With emails, AI tools can produce insights by analysing patterns in the text, identifying keywords, and categorising them based on topics or similarities. “For example, an AI approach could read 50,000 customer emails and identify the top 10 areas of concern about a product. This can be done by using natural language processing (NLP) techniques – the same technology that underpins ChatGPT and Google’s Bard – to identify topic areas and keywords that are frequently mentioned in feedback.”

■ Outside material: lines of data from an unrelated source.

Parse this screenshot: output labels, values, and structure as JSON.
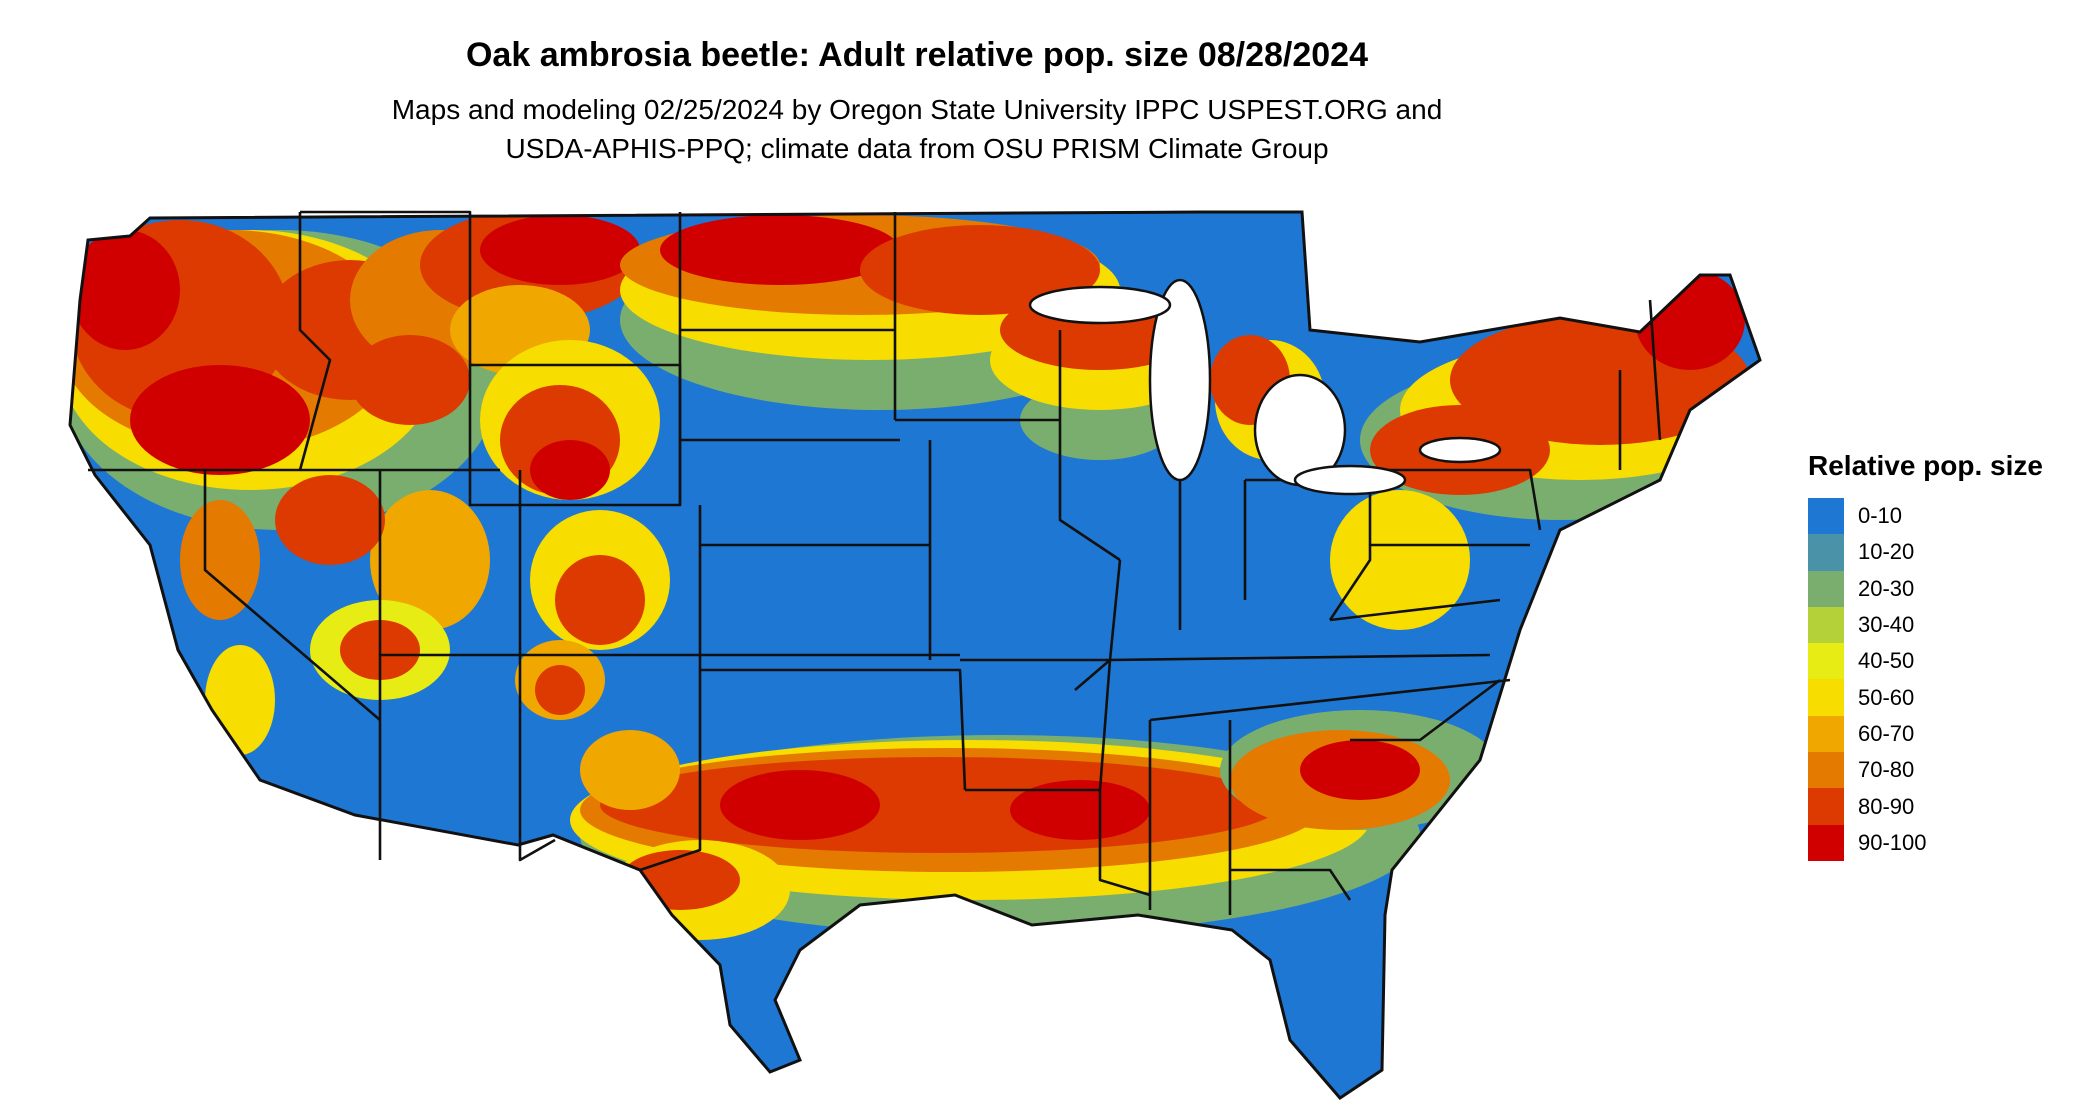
{
  "map": {
    "title": "Oak ambrosia beetle: Adult relative pop. size 08/28/2024",
    "subtitle_line1": "Maps and modeling 02/25/2024 by Oregon State University IPPC USPEST.ORG and",
    "subtitle_line2": "USDA-APHIS-PPQ; climate data from OSU PRISM Climate Group",
    "region": "Contiguous United States",
    "boundaries": "state",
    "base_class": "0-10"
  },
  "legend": {
    "title": "Relative pop. size",
    "placement": "right",
    "items": [
      {
        "label": "0-10",
        "color": "#1f77d4"
      },
      {
        "label": "10-20",
        "color": "#4a92a8"
      },
      {
        "label": "20-30",
        "color": "#7aae6e"
      },
      {
        "label": "30-40",
        "color": "#b5d13a"
      },
      {
        "label": "40-50",
        "color": "#e6ec14"
      },
      {
        "label": "50-60",
        "color": "#f7dd00"
      },
      {
        "label": "60-70",
        "color": "#f0a800"
      },
      {
        "label": "70-80",
        "color": "#e57a00"
      },
      {
        "label": "80-90",
        "color": "#dc3a00"
      },
      {
        "label": "90-100",
        "color": "#d00000"
      }
    ]
  }
}
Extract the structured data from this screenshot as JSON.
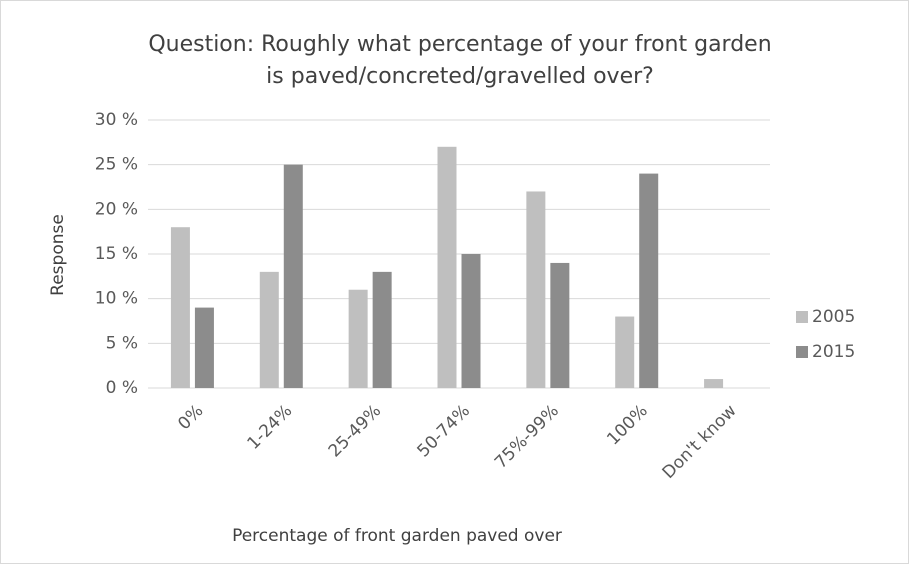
{
  "chart_data": {
    "type": "bar",
    "title": [
      "Question:  Roughly what percentage of your front garden",
      "is paved/concreted/gravelled over?"
    ],
    "xlabel": "Percentage of front garden paved over",
    "ylabel": "Response",
    "categories": [
      "0%",
      "1-24%",
      "25-49%",
      "50-74%",
      "75%-99%",
      "100%",
      "Don't know"
    ],
    "series": [
      {
        "name": "2005",
        "color": "#bfbfbf",
        "values": [
          18,
          13,
          11,
          27,
          22,
          8,
          1
        ]
      },
      {
        "name": "2015",
        "color": "#8c8c8c",
        "values": [
          9,
          25,
          13,
          15,
          14,
          24,
          0
        ]
      }
    ],
    "ylim": [
      0,
      30
    ],
    "yticks": [
      {
        "value": 0,
        "label": "0 %"
      },
      {
        "value": 5,
        "label": "5 %"
      },
      {
        "value": 10,
        "label": "10 %"
      },
      {
        "value": 15,
        "label": "15 %"
      },
      {
        "value": 20,
        "label": "20 %"
      },
      {
        "value": 25,
        "label": "25 %"
      },
      {
        "value": 30,
        "label": "30 %"
      }
    ],
    "grid": true,
    "legend": "right"
  }
}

It would seem the days of the customer survey are numbered, thank goodness. This is because unstructured data can reveal what Donald Rumsfeld called the “unknown knowns” – which he defined as “things you think you know that it turns out you did not”.
Unstructured data can also furnish natural, unprompted information that researchers may not have thought to ask about, or it may shine a light on less obvious trends. Why does this matter? Because a recent PwC report found that 56 per cent of CEOs identified changes to customer preferences as the biggest threat to profitability.
Tim Cook’s approach is likely to fall on deaf ears where one innovative tycoon is concerned. Sir James Dyson says he reads only six emails a day. He gets his staff to filter the most important; they deal with the rest. He gives new recruits notebooks to use in meetings and encourages staff to talk to each other rather than communicating digitally across the office. “We’re creating things, working out how to sell them,” he says. “You can’t do that on your own. You have to talk.”